So I was just looking at Facebook and noticed a childhood classmate of mine had a baby today. This particular classmate and I share the same name, so growing up we were always Samantha V. and Samantha D. We were never close friends, but we would share the flip bar on the playground and both had a penchant for gymnastics when we were in the first grade. I don't know about what she thinks of me, but I always felt a connection to her; probably because we were the only Samanthas in the whole school. We were variants of the same kind; our last initials the deciding factor between the two of us. So when I see what she's up to on Facebook, part of me feels that the similarities between our names should also exist in our lives.

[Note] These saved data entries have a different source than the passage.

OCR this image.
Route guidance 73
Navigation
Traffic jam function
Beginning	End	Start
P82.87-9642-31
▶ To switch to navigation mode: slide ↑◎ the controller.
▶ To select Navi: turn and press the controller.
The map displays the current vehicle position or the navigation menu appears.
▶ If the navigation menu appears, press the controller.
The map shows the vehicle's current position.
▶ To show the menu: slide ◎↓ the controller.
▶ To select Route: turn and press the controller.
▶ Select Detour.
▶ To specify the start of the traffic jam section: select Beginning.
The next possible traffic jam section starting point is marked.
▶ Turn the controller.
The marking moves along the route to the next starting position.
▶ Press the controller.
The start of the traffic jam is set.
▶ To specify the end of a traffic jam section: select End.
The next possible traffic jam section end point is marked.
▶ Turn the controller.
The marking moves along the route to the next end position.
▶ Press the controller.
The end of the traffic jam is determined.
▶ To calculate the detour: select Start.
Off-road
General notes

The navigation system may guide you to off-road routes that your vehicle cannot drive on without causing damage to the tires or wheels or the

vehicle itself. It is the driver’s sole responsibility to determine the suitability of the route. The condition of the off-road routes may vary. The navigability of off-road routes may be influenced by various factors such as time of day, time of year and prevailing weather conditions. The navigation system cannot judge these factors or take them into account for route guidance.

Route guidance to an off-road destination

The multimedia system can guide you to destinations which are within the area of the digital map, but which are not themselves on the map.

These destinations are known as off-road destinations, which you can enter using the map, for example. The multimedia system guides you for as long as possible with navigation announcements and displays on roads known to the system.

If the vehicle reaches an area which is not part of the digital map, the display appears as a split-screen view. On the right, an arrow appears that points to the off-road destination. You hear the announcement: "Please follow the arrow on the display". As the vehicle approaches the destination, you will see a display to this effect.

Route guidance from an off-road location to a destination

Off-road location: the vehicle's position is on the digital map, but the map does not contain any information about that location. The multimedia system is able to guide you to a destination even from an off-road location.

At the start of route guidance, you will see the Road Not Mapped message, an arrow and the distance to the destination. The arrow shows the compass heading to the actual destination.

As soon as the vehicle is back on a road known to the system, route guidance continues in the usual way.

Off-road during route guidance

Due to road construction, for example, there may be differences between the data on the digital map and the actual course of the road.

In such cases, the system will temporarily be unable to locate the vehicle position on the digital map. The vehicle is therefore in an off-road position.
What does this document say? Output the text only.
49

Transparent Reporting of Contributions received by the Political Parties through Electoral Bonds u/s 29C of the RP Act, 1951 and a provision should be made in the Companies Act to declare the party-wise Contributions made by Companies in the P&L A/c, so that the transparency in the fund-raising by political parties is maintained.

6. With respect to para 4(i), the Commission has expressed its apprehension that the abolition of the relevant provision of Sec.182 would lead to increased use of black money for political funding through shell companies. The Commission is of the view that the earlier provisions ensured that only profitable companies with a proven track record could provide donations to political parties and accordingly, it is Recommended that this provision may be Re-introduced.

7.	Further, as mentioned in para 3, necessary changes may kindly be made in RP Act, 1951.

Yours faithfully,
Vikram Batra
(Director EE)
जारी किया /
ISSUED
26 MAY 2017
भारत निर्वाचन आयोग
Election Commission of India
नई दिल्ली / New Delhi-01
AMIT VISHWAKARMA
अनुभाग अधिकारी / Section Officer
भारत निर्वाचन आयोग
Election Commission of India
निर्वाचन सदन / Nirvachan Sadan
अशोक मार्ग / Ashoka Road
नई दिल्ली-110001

For awhile there I was feeling like I was behind the times because everyone was getting married and having babies. I still kind of feel like I'm missing out, but I've come to accept that it's not in the cards for me right now. I figured out that I can put my energy elsewhere and be just as, if not more satisfied with what I'm up to right now.
And I have to remember that there is an inane desire in me to somehow stand out from the norm. Everyone is getting married and having babies. Everyone, but me.
Back to Sam. I feel like if I had had the 'D' for my last initial, I'd be the one holding the little bundle of joy who just entered this world. But I have the 'V'. It is my differentiating factor. And while she gave up her maiden 'D' to enter into a life of marriage and motherhood, I'm still holding on to my letter. I'm still Samantha V. And I'm doing my best to make whatever that is my own.